Übrigens verwundert mich Folgendes – Otto Fricke hat es gesagt; der Finanzminister hat es gesagt –: Wie kommt es, bitte schön, zu dieser massiven Kritik an einem Stellenaufbau beim Zoll, bei der Finanzkontrolle Schwarzarbeit, zur Bekämpfung der Geldwäsche, der Kriminalität?
(Beifall bei der SPD sowie bei Abgeordneten des BÜNDNISSES 90/DIE GRÜNEN und der FDP und des Abg. Christian Görke [DIE LINKE] – Dr. Mathias Middelberg [CDU/CSU]: Davon redet doch kein Mensch! Kein Mensch kritisiert das! Mein Gott, ist das ein Blödsinn! – Franziska Hoppermann [CDU/CSU]: Einfach mal zuhören! – Zuruf des Abg. Florian Oßner [CDU/CSU])
Das, meine Damen und Herren von der Union, ist nicht nachvollziehbar.
Das Zweite ist – Herr Oßner, da würde ich aus Sicht eines CSUlers und aus Bayern kommend wirklich ganz ruhig sein –: Bei den Stellen bei der Steuerfahndung und bei der Betriebsprüfung ist gerade Bayern ganz weit hintendran. Das ist ungerecht; Sie verzichten auf Steuereinnahmen zuungunsten der bayerischen Steuerzahlerinnen und Steuerzahler, Bürgerinnen und Bürger.
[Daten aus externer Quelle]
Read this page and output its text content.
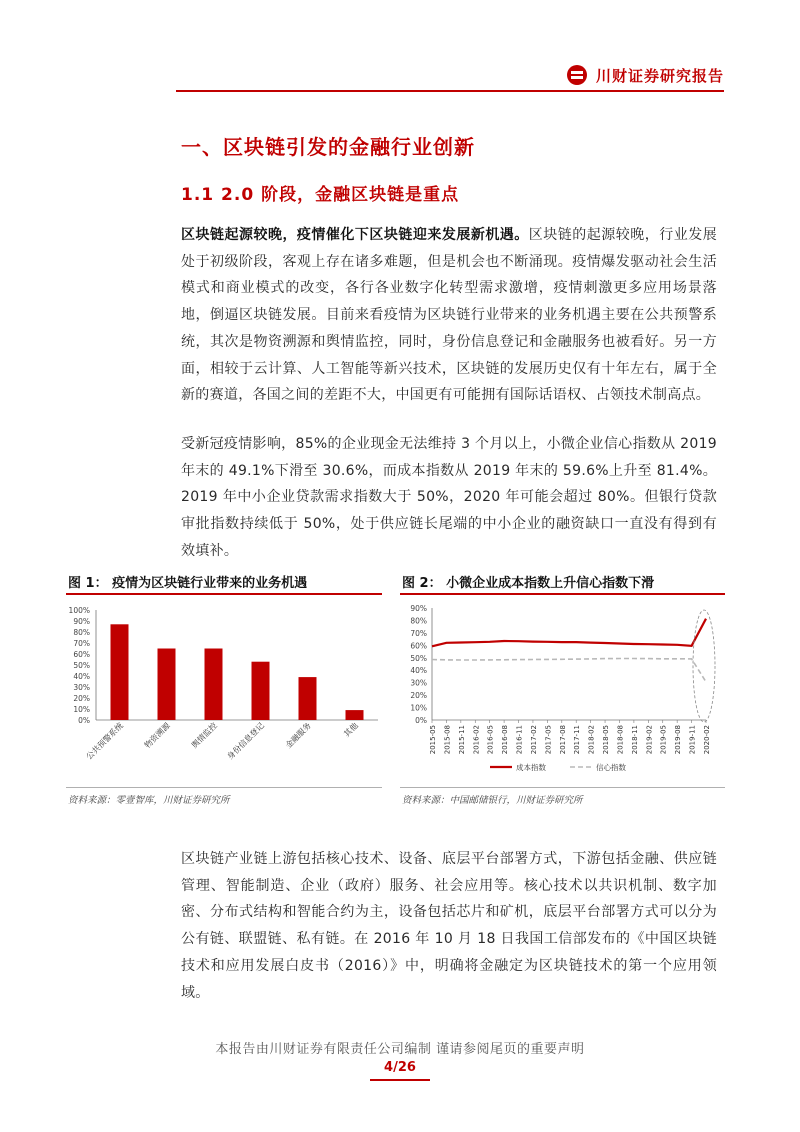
川财证券研究报告
一、区块链引发的金融行业创新
1.1 2.0 阶段，金融区块链是重点
区块链起源较晚，疫情催化下区块链迎来发展新机遇。区块链的起源较晚，行业发展处于初级阶段，客观上存在诸多难题，但是机会也不断涌现。疫情爆发驱动社会生活模式和商业模式的改变，各行各业数字化转型需求激增，疫情刺激更多应用场景落地，倒逼区块链发展。目前来看疫情为区块链行业带来的业务机遇主要在公共预警系统，其次是物资溯源和舆情监控，同时，身份信息登记和金融服务也被看好。另一方面，相较于云计算、人工智能等新兴技术，区块链的发展历史仅有十年左右，属于全新的赛道，各国之间的差距不大，中国更有可能拥有国际话语权、占领技术制高点。
受新冠疫情影响，85%的企业现金无法维持 3 个月以上，小微企业信心指数从 2019 年末的 49.1%下滑至 30.6%，而成本指数从 2019 年末的 59.6%上升至 81.4%。2019 年中小企业贷款需求指数大于 50%，2020 年可能会超过 80%。但银行贷款审批指数持续低于 50%，处于供应链长尾端的中小企业的融资缺口一直没有得到有效填补。
图 1： 疫情为区块链行业带来的业务机遇
0%
10%
20%
30%
40%
50%
60%
70%
80%
90%
100%
公共预警系统 物资溯源 舆情监控 身份信息登记 金融服务	其他
资料来源：零壹智库，川财证券研究所
图 2： 小微企业成本指数上升信心指数下滑
0%
10%
20%
30%
40%
50%
60%
70%
80%
90%
2015-05 2015-08 2015-11 2016-02 2016-05 2016-08 2016-11 2017-02 2017-05 2017-08 2017-11 2018-02 2018-05 2018-08 2018-11 2019-02 2019-05 2019-08 2019-11 2020-02
成本指数	信心指数
资料来源：中国邮储银行，川财证券研究所
区块链产业链上游包括核心技术、设备、底层平台部署方式，下游包括金融、供应链管理、智能制造、企业（政府）服务、社会应用等。核心技术以共识机制、数字加密、分布式结构和智能合约为主，设备包括芯片和矿机，底层平台部署方式可以分为公有链、联盟链、私有链。在 2016 年 10 月 18 日我国工信部发布的《中国区块链技术和应用发展白皮书（2016）》中，明确将金融定为区块链技术的第一个应用领域。
本报告由川财证券有限责任公司编制 谨请参阅尾页的重要声明
4/26
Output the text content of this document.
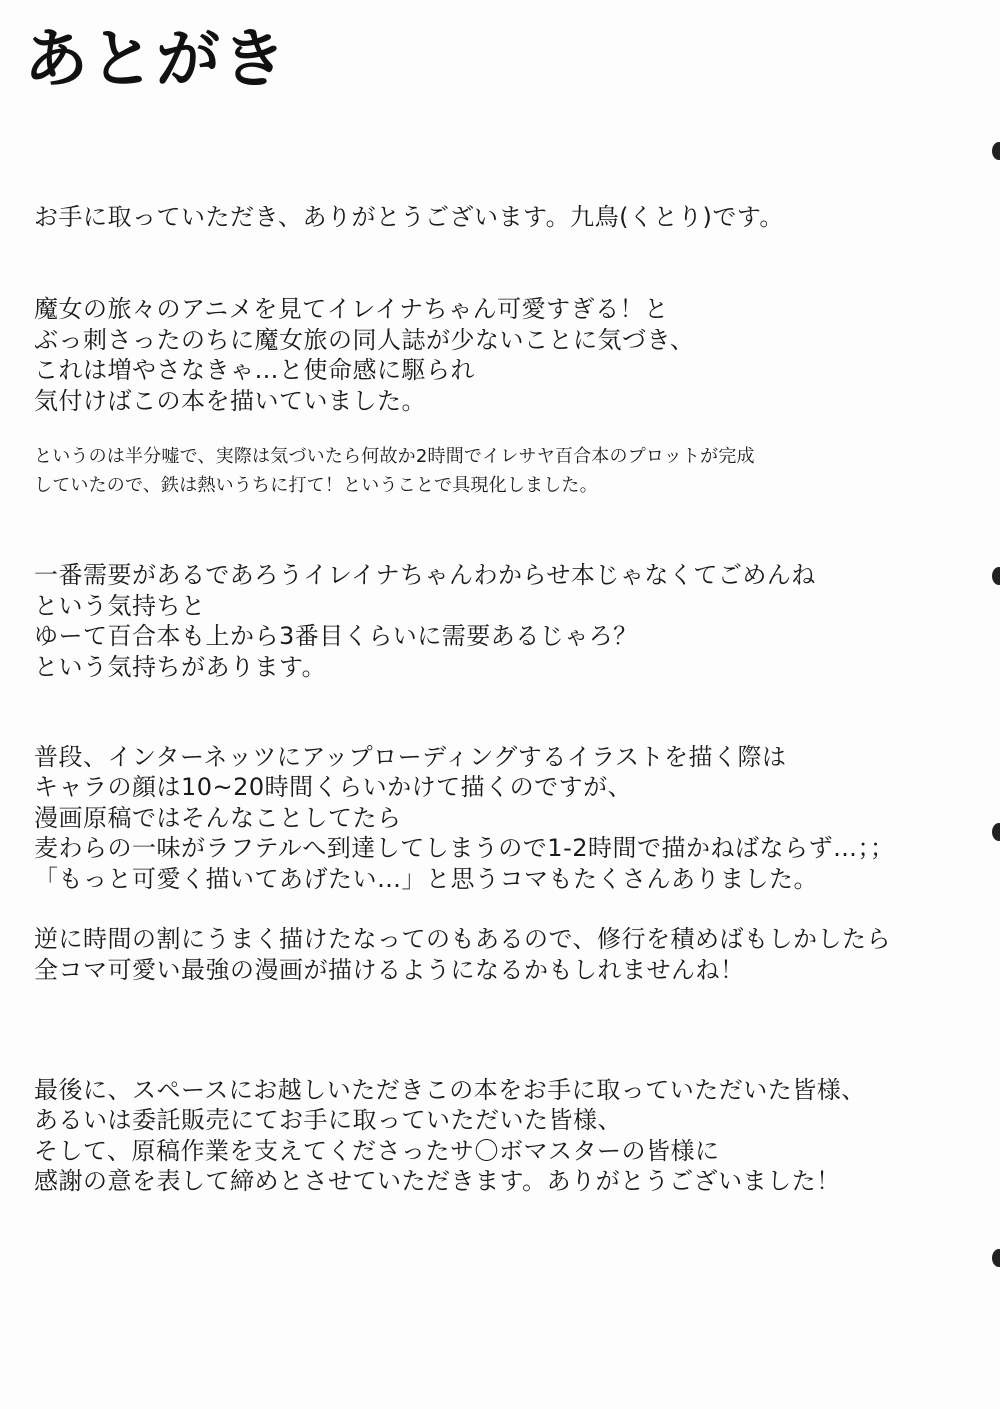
あとがき
お手に取っていただき、ありがとうございます。九鳥(くとり)です。
魔女の旅々のアニメを見てイレイナちゃん可愛すぎる！と
ぶっ刺さったのちに魔女旅の同人誌が少ないことに気づき、
これは増やさなきゃ…と使命感に駆られ
気付けばこの本を描いていました。
というのは半分嘘で、実際は気づいたら何故か2時間でイレサヤ百合本のプロットが完成
していたので、鉄は熱いうちに打て！ということで具現化しました。
一番需要があるであろうイレイナちゃんわからせ本じゃなくてごめんね
という気持ちと
ゆーて百合本も上から3番目くらいに需要あるじゃろ？
という気持ちがあります。
普段、インターネッツにアップローディングするイラストを描く際は
キャラの顔は10~20時間くらいかけて描くのですが、
漫画原稿ではそんなことしてたら
麦わらの一味がラフテルへ到達してしまうので1-2時間で描かねばならず…；；
「もっと可愛く描いてあげたい…」と思うコマもたくさんありました。
逆に時間の割にうまく描けたなってのもあるので、修行を積めばもしかしたら
全コマ可愛い最強の漫画が描けるようになるかもしれませんね！
最後に、スペースにお越しいただきこの本をお手に取っていただいた皆様、
あるいは委託販売にてお手に取っていただいた皆様、
そして、原稿作業を支えてくださったサ〇ボマスターの皆様に
感謝の意を表して締めとさせていただきます。ありがとうございました！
(Beifall bei der SPD und dem BÜNDNIS 90/DIE GRÜNEN sowie bei Abgeordneten der FDP – Florian Oßner [CDU/CSU]: Das ist schon eine hanebüchene Argumentation!)
Da ist Bayern tatsächlich ganz weit hintendran.
Herr Schrodi, gestatten Sie eine Zwischenfrage oder ‑bemerkung von Herrn Middelberg aus der CDU/CSU-Fraktion?
Gerne.
Herzlichen Dank, Herr Kollege Schrodi, dass Sie die Zwischenfrage zulassen. – Wenn Sie meinem Beitrag sorgfältig zugehört haben, dann wissen Sie, dass ich den zusätzlichen Aufbau von 6 000 Stellen netto nicht pauschal kritisiert habe. Ich habe ihn angesprochen und habe gesagt: Über die Dinge kann man im Einzelnen reden. – Trotzdem ist es insgesamt ein bemerkenswerter Aufbau, und den muss man infrage stellen.
Meine Frage an Sie: Ist es richtig – und das habe ich auch angesprochen –, dass Sie bei der Einstellung zusätzlicher Spitzenbeamter in den Ministerien – nicht irgendwelche B-besoldeten Richter in irgendwelchen Gerichten,
(Otto Fricke [FDP]: Irgendwelche?)
sondern in den Ministerien – mit 324 Stellen jetzt einen Rekord aufstellen? Und ist es richtig, dass Sie mit 37 Parlamentarischen Staatssekretären – hochbezahlte Regierungsbeamte – jetzt auch einen Rekordwert setzen? Ist das richtig, und können Sie mir das bestätigen?
(Beifall bei Abgeordneten der CDU/CSU – Zuruf des Abg. Andreas Mattfeldt [CDU/CSU])
Herr Middelberg, es ja schön, wenn Sie hier – in Ihrer Rede haben Sie das nicht getan – differenzieren.
(Florian Oßner [CDU/CSU]: Doch! – Dr. Mathias Middelberg [CDU/CSU]: Lesen Sie sich das Protokoll durch!)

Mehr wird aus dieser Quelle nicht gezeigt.